My own services as your cultural liaison and factotum in Turkey are also available. If that idea appeals to you, I invite your inquiries. My rates depend upon the nature of your program plus the costs of lodging, food, transportation– whatever it takes for me to be whatever you want.
I can steer you through bazaars and ruins, introduce you to Ottoman mosque architecture, show you autumn crocuses in bloom, teach you how to stuff grape-leaves, unravel the mysteries of tribal rugs, and translate your desires from English into Turkish.
Just as importantly, I can also leave you alone, merely staying in the background to make sure you’re armed with the knowledge of how to find my favorite wooden spoon shop or an Istanbul couturier whose creations rival those of Milan and Paris. People call me a guide, tour manager, translator, lecturer, art historian, and gastronomic fanatic. I confess to all. Sharing my knowledge and appreciation of the Mediterranean and the Middle East gives me immense pleasure
Should you wish to have me accompany you, I’ll be gratified and very flattered. However, until I see who is going to Turkey—and when—I cannot guarantee my own availability.
Some of our favorite hotels and yachts are already wait-listing clients for the 2012 season, so please let us hear from you at your earliest convenience. We look forward to helping you enjoy Turkey.
Want to know me—and Turkey—a little better? For an idiosyncratic look at the country’s complex and beguiling society, try my book Turkish Tapestry, A Traveller’s Portrait of Turkey.
The perfect cone of Hasan Dag rises against a few puffs of cumulus and a sky almost as blue as the mountain itself. Below lie the only amber waves of grain I know. I’ve never seen America’s great grasslands, but I recognize this extension of the steppes of Central Asia as the heartland of the country my heart has chosen.
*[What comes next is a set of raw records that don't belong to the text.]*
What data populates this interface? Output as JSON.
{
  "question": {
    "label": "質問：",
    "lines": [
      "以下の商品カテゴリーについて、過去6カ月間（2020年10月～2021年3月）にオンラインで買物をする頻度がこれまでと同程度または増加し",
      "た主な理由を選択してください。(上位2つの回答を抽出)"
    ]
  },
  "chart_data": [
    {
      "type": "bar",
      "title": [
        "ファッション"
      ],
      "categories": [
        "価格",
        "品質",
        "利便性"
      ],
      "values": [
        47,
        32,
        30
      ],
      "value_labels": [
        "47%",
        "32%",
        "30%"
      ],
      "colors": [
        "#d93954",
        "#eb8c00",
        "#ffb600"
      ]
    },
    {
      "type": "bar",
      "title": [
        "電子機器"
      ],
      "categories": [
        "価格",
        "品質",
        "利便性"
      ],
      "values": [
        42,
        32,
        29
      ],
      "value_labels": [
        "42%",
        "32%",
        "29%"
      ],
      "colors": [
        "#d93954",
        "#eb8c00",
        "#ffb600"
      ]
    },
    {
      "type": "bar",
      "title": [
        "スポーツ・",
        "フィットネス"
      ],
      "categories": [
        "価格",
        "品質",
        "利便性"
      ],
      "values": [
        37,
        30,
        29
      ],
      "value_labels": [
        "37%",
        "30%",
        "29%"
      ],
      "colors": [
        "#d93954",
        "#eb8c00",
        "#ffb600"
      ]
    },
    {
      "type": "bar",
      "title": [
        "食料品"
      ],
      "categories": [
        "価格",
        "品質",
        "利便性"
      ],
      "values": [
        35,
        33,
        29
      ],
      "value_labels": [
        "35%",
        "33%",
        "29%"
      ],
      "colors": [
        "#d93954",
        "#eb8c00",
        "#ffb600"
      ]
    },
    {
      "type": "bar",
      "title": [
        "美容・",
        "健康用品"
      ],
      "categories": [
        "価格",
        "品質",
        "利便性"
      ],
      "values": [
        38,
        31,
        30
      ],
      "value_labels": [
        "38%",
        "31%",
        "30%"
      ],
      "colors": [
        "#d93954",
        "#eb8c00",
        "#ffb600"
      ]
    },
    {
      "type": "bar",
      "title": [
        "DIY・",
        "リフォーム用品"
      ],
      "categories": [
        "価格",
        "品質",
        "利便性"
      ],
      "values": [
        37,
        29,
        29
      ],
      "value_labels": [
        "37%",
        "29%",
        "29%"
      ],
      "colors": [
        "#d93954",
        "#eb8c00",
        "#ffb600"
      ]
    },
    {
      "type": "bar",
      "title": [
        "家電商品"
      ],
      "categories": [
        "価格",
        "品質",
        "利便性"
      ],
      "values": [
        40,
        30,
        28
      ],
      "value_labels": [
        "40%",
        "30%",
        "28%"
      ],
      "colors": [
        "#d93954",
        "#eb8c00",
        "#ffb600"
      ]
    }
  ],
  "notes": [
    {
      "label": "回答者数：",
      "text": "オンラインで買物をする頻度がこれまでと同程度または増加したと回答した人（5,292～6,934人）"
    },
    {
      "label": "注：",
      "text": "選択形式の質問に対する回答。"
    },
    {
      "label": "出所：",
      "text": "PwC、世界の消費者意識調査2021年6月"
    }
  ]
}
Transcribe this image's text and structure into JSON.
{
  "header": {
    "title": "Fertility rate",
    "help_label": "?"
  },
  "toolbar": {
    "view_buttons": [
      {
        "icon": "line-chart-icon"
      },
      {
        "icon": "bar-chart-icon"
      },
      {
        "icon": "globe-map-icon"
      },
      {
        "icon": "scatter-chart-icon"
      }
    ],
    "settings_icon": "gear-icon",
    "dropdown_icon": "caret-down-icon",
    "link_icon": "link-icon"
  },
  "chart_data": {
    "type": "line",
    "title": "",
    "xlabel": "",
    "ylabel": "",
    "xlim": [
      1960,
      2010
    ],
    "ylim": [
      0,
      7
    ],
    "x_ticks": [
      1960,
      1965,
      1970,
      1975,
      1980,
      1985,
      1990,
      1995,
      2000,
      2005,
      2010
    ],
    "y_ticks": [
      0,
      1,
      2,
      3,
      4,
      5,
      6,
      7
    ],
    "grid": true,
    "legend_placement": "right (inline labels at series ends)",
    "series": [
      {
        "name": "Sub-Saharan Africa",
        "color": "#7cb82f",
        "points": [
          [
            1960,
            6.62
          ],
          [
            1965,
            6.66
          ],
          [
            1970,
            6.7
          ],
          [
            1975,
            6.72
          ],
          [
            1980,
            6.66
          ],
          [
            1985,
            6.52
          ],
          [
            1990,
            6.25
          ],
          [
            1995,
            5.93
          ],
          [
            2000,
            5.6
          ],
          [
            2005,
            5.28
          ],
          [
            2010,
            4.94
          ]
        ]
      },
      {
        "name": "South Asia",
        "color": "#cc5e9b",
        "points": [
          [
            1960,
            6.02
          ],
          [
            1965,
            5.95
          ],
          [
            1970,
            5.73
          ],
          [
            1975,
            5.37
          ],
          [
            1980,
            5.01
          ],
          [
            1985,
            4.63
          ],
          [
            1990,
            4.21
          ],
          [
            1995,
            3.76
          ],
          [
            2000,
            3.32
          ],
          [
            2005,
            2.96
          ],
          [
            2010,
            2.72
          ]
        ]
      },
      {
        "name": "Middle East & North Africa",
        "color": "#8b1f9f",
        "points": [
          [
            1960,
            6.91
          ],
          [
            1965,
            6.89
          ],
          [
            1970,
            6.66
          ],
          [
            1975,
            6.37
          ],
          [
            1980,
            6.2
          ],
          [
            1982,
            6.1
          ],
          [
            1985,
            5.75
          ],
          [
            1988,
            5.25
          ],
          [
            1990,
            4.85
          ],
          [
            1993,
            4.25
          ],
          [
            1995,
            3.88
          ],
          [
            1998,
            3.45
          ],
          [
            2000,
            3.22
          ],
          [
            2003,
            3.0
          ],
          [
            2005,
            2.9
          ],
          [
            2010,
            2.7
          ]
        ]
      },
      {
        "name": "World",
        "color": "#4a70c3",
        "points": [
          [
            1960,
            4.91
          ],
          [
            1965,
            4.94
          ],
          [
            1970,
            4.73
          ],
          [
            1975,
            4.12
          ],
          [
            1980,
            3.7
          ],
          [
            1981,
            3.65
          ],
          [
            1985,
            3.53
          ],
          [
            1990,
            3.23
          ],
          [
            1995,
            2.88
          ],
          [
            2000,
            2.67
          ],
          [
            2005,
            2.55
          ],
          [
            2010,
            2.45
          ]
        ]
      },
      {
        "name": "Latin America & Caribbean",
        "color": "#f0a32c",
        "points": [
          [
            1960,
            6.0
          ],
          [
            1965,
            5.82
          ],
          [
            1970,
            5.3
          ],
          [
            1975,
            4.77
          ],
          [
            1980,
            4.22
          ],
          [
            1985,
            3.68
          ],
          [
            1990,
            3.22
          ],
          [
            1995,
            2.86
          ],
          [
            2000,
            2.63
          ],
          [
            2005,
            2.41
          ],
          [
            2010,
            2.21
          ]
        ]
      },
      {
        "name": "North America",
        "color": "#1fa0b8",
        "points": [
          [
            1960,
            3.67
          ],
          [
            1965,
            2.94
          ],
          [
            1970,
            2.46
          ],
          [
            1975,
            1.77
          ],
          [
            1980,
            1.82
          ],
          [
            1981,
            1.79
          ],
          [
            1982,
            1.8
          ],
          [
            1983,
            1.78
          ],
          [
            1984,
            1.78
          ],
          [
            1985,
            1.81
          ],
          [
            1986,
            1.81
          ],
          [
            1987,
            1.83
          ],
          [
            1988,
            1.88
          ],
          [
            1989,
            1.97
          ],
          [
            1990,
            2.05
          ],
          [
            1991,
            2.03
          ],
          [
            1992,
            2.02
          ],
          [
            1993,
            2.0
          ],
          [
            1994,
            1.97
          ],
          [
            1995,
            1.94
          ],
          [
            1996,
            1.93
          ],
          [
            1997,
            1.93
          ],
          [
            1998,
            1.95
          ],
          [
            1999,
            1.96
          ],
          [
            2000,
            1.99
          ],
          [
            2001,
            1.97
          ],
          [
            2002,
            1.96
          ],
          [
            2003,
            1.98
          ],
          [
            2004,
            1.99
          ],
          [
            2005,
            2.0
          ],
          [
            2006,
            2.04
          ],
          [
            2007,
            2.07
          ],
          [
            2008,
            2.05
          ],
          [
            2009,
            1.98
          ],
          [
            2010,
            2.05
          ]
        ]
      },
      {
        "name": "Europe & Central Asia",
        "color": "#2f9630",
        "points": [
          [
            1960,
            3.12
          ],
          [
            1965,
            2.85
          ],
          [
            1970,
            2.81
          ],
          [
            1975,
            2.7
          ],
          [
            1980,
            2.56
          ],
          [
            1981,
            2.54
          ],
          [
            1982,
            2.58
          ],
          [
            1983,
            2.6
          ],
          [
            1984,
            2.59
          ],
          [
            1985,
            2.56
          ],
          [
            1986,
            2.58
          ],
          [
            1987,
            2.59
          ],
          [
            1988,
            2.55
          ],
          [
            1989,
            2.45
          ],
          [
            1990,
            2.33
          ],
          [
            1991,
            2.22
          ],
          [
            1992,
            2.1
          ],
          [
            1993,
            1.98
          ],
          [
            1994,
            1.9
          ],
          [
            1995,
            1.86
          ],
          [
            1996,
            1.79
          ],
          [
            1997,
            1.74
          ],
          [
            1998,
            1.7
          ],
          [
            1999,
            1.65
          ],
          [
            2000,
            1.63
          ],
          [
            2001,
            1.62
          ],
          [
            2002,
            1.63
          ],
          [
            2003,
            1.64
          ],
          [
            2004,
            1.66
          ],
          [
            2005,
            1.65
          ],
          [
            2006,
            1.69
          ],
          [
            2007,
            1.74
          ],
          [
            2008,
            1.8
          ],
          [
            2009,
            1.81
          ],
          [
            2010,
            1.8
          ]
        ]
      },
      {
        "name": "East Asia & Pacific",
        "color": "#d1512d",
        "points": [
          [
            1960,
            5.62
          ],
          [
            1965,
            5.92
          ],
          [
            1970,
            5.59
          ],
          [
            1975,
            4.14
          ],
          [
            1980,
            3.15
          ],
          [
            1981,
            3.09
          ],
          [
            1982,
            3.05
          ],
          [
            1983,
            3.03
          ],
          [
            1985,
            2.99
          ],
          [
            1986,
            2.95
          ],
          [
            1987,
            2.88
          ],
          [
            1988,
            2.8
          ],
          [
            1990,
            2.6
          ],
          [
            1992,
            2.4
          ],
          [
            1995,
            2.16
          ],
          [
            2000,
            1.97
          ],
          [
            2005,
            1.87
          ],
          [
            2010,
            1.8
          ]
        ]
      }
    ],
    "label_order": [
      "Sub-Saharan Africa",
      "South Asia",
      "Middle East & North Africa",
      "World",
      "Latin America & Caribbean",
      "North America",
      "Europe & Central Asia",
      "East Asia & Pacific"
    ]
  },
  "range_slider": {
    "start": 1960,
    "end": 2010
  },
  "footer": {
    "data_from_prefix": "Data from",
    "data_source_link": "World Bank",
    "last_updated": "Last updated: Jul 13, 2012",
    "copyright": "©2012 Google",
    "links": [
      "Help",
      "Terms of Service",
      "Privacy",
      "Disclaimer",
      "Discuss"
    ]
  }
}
It takes a wide-angle lens to encompass the Anatolian Plateau. Here, photographs taken with a normal lens are diminished in majesty; only optical distortion makes the landscape look right, the way I see it, even without a camera. The little red poppies, the full-headed grain at my feet, and the stones in the sheepfold half-way up the distant slope seem to be in equally sharp focus, a neat trick. Mystics, monks, and dervishes have dwelt here for centuries. Surely, they have been bred by this plateau, where one need only raise a hand to touch the sky.